第8話
それから2、3ヶ月に一度程手紙は届く。
都市へ向かい2年が経過した。
1年に3度帰ってきたが多いのか少ないのか。
なにをしているのか今も知らない。
仕送りを会うたびに渡されるが、お金には困ってない。
「たまに宝石が混じってるのよね」
仕送りではなく綺麗なものに反応しずらい。
「がっかりするから貰うしかない」
あの、しょんぼりした顔。
あの顔にわたしは弱いのだ。
我ながらチョロい。
3年目に突入した時、迎えに来るという手紙を寄越された。
なんのことかと首を傾げ、約束なんてしてないよと返す。
帰ってくるまで待っていると、手紙と共に本人が来た。
目を白黒していると馬車から降りてくる彼に、目をしばたかせる。
すっごい背が伸びている。
スタスタと軽やかにこちらへ来ると、説明とやらをやっと始める相手。
こちらはまだすべてを飲み込めてないというのに、次々出てくるそれらに目をしばたかせる他ない。

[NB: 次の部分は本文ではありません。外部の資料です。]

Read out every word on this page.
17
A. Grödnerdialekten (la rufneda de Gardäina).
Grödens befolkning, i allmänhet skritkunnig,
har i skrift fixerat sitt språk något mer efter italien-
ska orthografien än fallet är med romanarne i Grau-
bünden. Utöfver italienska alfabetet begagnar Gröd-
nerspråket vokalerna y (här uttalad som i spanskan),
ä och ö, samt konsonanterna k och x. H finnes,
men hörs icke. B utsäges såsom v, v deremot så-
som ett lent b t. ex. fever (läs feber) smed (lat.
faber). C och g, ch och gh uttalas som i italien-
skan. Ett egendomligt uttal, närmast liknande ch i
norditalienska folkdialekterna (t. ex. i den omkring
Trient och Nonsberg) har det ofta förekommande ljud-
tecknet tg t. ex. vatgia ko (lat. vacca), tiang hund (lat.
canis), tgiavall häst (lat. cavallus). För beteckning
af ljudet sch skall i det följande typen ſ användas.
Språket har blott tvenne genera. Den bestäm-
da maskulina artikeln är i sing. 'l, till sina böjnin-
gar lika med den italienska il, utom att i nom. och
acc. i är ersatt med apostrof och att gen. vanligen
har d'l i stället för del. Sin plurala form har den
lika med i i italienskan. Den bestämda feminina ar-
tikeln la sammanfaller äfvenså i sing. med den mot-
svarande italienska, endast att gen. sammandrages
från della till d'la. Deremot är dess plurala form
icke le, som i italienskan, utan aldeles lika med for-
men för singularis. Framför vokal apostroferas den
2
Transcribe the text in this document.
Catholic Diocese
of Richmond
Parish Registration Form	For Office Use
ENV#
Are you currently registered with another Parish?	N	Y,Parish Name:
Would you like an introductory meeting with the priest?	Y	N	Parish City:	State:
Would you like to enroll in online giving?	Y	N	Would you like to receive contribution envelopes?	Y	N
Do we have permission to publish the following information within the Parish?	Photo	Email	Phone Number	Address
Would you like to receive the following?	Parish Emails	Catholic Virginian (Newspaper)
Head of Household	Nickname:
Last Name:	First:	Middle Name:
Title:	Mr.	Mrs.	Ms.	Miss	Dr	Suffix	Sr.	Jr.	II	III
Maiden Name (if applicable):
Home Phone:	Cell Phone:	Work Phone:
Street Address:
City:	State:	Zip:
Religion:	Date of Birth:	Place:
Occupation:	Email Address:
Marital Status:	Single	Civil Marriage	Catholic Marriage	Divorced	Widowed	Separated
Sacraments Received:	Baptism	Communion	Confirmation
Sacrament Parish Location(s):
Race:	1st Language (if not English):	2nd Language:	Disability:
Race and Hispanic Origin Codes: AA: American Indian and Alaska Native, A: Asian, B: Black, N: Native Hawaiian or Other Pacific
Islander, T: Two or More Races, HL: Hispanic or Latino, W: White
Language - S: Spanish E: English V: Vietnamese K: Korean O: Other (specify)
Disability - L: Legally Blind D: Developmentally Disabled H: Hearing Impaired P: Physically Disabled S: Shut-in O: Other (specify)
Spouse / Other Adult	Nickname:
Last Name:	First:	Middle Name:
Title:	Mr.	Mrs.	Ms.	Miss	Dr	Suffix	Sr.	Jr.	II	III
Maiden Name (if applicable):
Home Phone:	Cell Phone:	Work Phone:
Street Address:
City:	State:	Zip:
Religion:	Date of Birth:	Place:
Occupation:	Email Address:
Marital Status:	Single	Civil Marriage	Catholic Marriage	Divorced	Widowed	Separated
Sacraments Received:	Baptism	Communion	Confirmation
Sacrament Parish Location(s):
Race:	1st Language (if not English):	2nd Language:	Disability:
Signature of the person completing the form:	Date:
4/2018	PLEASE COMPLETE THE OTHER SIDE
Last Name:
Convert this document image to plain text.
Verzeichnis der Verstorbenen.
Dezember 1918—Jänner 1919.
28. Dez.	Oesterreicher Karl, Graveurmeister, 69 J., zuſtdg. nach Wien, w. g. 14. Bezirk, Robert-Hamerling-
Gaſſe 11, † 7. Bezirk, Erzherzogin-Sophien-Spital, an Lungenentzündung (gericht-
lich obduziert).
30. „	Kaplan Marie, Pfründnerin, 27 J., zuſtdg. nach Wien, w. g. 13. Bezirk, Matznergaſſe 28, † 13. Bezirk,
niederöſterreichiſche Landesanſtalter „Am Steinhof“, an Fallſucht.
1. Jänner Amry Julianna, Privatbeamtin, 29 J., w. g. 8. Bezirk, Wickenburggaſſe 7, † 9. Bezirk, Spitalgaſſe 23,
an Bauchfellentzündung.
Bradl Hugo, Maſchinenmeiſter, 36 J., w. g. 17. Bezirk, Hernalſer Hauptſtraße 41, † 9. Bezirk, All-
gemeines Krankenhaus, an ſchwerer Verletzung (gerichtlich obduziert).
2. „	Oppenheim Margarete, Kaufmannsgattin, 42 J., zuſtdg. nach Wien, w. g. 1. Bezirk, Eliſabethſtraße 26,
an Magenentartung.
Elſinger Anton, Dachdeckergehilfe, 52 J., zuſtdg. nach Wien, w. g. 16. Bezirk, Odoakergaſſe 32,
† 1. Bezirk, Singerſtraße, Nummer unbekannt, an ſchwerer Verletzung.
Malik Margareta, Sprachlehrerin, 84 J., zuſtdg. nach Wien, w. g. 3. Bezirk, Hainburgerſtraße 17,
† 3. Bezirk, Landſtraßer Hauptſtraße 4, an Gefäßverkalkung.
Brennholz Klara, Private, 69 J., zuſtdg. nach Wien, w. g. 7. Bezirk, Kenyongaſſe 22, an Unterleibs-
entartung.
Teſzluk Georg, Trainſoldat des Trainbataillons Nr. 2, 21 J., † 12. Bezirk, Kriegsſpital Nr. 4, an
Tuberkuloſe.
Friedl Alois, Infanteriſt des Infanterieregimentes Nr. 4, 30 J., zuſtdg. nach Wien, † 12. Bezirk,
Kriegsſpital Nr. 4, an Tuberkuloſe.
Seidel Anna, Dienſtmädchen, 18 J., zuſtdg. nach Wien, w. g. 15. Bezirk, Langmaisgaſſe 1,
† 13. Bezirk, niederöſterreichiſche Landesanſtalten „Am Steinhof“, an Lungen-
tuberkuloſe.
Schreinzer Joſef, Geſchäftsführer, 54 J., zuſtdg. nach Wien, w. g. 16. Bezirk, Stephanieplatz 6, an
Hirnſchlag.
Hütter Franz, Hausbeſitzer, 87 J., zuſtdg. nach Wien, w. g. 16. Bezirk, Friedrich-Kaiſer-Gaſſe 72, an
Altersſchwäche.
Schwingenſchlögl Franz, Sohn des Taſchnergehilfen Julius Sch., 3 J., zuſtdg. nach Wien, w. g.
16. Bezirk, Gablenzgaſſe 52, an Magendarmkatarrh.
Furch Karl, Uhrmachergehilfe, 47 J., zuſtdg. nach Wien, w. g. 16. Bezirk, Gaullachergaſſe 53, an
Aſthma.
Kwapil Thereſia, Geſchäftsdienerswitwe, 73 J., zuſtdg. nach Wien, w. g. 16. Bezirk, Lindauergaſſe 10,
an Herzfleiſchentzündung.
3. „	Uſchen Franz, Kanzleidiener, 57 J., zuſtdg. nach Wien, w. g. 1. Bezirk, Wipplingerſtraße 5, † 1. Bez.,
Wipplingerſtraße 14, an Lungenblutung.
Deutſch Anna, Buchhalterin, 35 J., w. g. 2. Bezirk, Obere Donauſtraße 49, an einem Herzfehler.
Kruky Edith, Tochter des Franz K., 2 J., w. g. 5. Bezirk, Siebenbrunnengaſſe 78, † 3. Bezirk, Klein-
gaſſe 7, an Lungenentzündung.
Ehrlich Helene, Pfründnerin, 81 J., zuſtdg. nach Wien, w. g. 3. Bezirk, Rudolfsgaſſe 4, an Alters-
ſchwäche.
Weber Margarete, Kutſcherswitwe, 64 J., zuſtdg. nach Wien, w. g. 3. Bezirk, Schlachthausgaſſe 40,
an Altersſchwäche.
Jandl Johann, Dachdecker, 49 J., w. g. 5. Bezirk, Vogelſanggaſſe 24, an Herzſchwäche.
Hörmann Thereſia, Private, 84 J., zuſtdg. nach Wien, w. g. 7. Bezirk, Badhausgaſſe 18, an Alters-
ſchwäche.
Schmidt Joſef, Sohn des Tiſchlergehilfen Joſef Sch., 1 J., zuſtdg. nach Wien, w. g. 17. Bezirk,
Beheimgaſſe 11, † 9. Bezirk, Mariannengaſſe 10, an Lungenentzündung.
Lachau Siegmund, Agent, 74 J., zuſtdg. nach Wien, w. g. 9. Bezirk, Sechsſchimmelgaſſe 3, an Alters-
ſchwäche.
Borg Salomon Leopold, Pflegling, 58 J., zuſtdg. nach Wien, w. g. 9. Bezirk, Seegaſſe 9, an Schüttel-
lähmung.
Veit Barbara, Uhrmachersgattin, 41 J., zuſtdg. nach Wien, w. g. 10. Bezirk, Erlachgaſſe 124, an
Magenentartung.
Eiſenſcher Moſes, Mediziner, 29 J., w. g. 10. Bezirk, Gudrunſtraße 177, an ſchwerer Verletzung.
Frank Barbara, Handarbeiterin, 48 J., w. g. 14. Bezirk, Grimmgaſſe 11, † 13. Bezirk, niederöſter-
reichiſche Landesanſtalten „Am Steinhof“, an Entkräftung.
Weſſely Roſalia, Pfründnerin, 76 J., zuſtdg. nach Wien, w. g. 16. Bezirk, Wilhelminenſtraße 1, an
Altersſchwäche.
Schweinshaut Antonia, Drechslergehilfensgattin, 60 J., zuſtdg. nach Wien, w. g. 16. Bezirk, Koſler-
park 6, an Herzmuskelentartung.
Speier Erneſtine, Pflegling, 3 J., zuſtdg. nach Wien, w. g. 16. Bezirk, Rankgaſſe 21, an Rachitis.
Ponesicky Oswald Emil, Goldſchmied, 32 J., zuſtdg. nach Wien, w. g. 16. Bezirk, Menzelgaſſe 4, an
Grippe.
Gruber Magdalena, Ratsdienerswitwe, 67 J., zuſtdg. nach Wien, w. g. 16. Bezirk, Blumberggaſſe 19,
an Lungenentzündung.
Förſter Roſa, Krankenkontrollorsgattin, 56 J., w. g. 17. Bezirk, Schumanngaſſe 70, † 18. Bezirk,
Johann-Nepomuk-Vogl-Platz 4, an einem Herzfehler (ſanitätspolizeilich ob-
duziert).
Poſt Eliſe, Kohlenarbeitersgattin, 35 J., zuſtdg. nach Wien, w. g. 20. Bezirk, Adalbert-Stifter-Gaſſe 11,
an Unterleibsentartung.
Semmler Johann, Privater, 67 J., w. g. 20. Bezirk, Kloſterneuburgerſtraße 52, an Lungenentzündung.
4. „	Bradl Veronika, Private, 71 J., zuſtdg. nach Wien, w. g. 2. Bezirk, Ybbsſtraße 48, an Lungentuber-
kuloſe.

待って待ってと辛うじて出てきたそれに、彼は悪い笑みをウカベル。
イタズラが成功した妖精の様だ。
彼はくくっ、と笑うとさらに距離を詰める。
(かっこよくなっちゃって)
染み染み。
感慨深い。
こちらへ手を差し出してきた。
久しぶりの手の温もりに嬉しさが溢れてくる。
おかえり、と声をかけたらああ、と返された。
それと、迎えに来たぞとかけられたので、手紙の件なのだと思い出す。
なんの迎えかと聞くと、ニヒルな笑みをまた浮かべる。
ユイスは意味ありげに顔を覗き込む。
「お前と結婚する」
「……??、けっ??こん?」
脳が理解を拒む。
何を言ってるんだこの子は。
混乱するわたしを置き去りにして、話を進める。
コラコラ、すすめないで。
「向こうで起業した」
と、言われても。
「き、ぎょう?」
会社を起こしたということか。
「ああ。ここで仕事ができる様に手筈も整えている。迎えに来たのは起業した奴らにお前を紹介する為だ」
色々言われても全部初耳なのである。
「ちょ、ちょ、ちょ、待って、待って、本当に、すとっぷ」
呂律が回らない。
いった、舌噛んだ。
ま、待ってと声を変える。
「かくにん、させて。ユイスはわたしが女として好きって言ってる?」
たずねると彼はあぁ、と肯定。
あー、そうか。
ああ、と項垂れた。
「そう、なのね」
わたしを好きなんだ。
それは養い親だからじゃないのか、と口にしそうだったが、耐えた。
考えた時に彼の眼光の圧が強くなったもん。
「疑っているな」
「疑っているっていうか。特殊な好みをしてるなとは、思ってます、ハイ」
あまりにも追随を許さぬ目で言われて、素直に喋る。
それに、ふん、と仰反る相手。
「そんなのは、まぁ、予想していたが」
していたんかい。
「わたしなんていき遅れだよ」
この世界は、十六や十八で世帯を持つなんてよくある。
「それがなんだ。どうでもいい」
「それに、わたしはあなたのおかあさんでしょ」
「は?んなわけねぇだろ」
否定されて混乱。
「え?えええ」
きっぱり否定された。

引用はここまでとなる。